I have always been an observer. As a child growing up in New York City, I developed an early love of “people-watching.” As a professional, I have devoted my life to listening and asking questions, first as a radio producer/interviewer, and now as a therapist. I enjoy learning what makes clients “tick” and I feel honored when others entrust their private lives to my care.
What is your role here at Council for Relationships?
I am a staff therapist. I treat individuals and couples struggling with a wide swath of issues. I also work with our Community Partnerships Initiative program, as a liaison between the students we train and the organizations we serve.
What would your clients say about you?
I don’t know. You’ll have to ask them! However, I would hope they would say that I am incisive and warm, and that I am effective at helping them confront life’s challenges with both depth and practicality.
Why are relationships important?
Relationships are important because they are “the stuff of life.” Scientists have found links between loneliness and illness. It is difficult to be happy and to feel secure when one’s relationships are in disarray!
What do you tell your clients who are struggling with depression or anxiety?
I offer no standard lines to people struggling with anxiety or depression. Instead, I sit with clients’ pain and listen to their struggles. Depression is an isolating illness, so my first priority when doing this work is to help clients feel less alone. While anxiety and depression can overlap, they can also be distinct. I think people with anxiety often underestimate their competence in the face of life’s demands. I use this belief as a starting point when working with anxiety, and I try to help clients bring more “objectivity” to their experience.
Is inner peace real?
Inner peace may be real, but I have not gotten there yet, and I am not evolved enough to tell others how to work towards it. I think most of us are plagued by what Buddhism calls “monkey mind”–the annoying chatter and buzz that seems to take up occupancy in our brains. I do believe, however, that we are capable of well-being. We can get there by effectively processing our emotions, learning to be honest and authentic with the people in our lives, and treating ourselves with greater compassion.

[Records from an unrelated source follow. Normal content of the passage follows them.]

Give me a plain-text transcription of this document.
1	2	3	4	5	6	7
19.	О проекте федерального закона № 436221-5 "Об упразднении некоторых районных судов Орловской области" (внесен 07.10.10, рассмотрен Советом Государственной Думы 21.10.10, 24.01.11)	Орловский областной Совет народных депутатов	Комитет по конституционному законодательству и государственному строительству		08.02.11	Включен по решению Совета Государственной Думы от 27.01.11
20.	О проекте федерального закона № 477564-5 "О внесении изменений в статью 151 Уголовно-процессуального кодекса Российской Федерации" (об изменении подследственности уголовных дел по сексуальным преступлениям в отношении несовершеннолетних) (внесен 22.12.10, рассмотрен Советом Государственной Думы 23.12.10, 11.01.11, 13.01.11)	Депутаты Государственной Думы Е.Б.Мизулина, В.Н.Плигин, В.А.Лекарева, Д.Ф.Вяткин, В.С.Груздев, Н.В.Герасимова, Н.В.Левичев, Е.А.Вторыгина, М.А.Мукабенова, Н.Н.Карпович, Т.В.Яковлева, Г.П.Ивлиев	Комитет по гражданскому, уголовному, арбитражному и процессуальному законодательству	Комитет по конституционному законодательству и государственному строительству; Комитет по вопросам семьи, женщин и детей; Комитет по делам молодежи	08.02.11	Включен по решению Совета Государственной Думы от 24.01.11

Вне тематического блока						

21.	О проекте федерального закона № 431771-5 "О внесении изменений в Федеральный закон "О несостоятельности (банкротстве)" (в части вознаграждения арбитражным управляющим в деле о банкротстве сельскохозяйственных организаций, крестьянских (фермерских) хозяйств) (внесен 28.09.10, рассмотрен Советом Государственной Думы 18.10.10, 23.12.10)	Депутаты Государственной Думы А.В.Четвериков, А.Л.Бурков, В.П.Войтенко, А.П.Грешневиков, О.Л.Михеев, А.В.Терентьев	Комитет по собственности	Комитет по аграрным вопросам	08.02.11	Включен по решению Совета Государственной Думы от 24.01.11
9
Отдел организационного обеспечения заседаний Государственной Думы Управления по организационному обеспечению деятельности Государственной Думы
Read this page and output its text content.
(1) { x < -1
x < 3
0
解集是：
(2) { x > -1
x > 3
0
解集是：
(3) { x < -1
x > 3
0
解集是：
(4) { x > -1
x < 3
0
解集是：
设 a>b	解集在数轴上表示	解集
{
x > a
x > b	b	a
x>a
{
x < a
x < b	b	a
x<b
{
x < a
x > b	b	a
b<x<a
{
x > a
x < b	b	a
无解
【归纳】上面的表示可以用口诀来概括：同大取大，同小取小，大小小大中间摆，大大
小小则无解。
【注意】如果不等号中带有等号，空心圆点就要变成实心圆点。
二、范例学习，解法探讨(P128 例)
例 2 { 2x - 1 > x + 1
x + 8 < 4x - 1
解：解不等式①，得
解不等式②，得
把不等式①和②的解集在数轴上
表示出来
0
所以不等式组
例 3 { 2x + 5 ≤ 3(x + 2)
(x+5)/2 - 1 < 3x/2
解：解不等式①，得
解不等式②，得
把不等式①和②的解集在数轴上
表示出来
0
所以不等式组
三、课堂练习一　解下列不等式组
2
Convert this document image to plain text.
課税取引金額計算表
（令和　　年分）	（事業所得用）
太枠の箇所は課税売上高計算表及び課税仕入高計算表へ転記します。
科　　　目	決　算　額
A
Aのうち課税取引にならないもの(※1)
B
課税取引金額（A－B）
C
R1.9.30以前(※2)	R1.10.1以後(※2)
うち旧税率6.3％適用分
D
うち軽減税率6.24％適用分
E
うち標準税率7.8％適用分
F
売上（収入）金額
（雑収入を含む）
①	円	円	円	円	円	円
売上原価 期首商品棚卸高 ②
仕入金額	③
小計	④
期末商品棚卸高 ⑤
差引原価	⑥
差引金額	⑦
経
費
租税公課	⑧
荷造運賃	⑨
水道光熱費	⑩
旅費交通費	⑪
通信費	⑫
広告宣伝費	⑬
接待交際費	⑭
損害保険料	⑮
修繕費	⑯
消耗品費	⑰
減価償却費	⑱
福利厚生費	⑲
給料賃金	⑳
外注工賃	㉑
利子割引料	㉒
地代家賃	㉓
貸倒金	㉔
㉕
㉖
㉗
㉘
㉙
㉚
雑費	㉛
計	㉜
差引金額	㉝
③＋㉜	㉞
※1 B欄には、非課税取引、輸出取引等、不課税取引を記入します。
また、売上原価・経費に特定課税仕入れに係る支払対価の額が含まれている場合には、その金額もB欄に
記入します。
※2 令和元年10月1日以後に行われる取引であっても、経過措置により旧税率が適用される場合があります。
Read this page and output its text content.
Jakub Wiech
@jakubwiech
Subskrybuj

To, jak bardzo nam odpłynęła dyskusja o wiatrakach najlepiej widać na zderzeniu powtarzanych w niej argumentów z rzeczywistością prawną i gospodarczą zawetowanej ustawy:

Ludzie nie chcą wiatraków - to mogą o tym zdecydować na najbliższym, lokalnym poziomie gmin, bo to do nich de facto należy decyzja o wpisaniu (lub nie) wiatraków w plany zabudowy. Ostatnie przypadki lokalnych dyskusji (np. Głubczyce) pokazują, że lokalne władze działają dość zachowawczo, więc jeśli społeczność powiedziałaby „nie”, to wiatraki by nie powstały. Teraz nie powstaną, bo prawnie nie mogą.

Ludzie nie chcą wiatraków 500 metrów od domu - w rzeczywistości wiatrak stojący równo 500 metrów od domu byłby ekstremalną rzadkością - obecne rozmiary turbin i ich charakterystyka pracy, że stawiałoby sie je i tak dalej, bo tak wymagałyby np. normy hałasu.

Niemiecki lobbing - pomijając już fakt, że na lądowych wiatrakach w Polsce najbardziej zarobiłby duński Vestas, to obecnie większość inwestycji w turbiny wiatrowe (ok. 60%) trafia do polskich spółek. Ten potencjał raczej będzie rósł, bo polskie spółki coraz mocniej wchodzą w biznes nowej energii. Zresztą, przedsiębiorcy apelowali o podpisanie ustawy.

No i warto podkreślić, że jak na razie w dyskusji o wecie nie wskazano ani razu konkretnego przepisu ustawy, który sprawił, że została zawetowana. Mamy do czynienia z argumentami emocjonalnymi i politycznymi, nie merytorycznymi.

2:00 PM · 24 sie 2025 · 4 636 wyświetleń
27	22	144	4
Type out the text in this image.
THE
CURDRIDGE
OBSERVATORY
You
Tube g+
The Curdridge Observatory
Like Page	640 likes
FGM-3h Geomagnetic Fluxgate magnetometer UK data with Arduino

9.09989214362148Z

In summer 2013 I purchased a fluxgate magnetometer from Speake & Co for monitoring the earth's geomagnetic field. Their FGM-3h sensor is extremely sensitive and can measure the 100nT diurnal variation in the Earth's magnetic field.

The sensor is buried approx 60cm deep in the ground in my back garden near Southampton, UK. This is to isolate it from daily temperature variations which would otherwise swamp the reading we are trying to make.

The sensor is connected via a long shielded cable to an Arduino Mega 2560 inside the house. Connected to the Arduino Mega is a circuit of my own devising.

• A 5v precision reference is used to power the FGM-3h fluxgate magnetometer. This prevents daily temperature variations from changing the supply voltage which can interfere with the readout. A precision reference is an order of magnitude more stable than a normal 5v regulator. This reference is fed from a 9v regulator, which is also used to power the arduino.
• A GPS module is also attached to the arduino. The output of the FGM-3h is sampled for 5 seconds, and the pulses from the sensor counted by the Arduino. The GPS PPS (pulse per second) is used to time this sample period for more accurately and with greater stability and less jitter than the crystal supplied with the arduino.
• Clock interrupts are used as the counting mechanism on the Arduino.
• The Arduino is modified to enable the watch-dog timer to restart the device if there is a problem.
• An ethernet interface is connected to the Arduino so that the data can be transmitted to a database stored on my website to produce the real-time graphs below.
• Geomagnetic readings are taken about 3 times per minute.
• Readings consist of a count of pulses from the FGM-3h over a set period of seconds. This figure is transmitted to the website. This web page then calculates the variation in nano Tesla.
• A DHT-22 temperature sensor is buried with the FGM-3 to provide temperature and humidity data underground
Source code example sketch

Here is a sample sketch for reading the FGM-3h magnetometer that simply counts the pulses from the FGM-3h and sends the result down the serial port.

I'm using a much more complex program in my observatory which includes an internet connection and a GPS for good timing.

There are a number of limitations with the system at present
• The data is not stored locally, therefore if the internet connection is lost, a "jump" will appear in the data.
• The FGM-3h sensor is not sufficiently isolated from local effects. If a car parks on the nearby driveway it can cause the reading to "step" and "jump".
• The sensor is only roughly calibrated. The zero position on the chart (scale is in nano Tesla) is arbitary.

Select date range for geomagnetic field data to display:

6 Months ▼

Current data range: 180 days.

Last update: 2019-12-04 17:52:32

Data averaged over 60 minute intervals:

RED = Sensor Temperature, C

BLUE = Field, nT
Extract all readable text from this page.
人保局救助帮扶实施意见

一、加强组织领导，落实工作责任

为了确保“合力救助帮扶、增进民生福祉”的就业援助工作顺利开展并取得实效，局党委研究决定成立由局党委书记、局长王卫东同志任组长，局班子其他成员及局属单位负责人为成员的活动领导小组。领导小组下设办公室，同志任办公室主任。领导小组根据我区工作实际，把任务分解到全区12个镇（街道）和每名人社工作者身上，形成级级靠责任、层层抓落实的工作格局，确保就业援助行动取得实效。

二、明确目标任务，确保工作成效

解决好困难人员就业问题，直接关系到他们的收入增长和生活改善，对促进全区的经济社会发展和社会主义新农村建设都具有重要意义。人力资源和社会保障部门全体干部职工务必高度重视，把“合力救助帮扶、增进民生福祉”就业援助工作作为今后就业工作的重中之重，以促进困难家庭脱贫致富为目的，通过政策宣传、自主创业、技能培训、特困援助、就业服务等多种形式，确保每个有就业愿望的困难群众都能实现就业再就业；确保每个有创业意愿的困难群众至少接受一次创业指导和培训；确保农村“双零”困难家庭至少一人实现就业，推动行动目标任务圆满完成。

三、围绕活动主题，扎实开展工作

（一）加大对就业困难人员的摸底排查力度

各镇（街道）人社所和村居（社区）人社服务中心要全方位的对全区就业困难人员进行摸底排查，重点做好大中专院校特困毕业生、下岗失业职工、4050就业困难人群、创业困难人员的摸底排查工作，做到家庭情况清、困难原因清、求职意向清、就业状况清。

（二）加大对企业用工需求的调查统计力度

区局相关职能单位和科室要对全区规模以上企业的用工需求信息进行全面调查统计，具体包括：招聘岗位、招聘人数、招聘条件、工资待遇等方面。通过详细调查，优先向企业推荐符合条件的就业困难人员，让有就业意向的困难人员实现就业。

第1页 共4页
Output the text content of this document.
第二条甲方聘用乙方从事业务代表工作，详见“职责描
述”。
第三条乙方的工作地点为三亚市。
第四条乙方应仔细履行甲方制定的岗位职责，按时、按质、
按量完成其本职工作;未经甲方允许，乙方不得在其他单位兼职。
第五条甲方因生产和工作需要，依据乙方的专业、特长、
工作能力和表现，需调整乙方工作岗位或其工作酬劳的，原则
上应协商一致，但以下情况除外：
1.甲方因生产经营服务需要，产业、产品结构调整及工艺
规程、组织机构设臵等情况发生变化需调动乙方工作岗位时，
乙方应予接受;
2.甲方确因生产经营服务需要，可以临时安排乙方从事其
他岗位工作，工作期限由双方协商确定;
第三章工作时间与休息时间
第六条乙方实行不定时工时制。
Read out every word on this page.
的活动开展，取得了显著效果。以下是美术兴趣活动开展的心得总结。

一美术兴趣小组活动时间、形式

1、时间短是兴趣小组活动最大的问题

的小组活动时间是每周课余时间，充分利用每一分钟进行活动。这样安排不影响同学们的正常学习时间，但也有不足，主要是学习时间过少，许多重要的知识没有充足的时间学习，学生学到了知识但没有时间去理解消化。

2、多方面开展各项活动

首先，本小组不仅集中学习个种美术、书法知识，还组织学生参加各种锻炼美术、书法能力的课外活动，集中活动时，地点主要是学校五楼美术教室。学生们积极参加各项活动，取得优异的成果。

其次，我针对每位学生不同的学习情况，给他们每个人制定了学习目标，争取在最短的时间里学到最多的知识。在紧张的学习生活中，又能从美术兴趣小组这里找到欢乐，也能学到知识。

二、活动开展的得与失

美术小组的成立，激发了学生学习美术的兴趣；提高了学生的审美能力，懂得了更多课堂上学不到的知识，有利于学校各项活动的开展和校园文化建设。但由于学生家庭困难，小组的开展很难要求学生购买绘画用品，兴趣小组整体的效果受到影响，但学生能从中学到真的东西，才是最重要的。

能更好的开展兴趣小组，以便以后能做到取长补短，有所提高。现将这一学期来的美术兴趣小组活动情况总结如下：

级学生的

What is one piece of advice you would like to give people who may be struggling emotionally and would like to seek counseling but may not be ready?
Only you know when you’re ready to make the call (or send an email inquiry). So, you should never feel rushed or pressured to see a therapist. Therapy can be painful and difficult. However, it can also be surprisingly uplifting. People sometimes report feeling lighter after a session!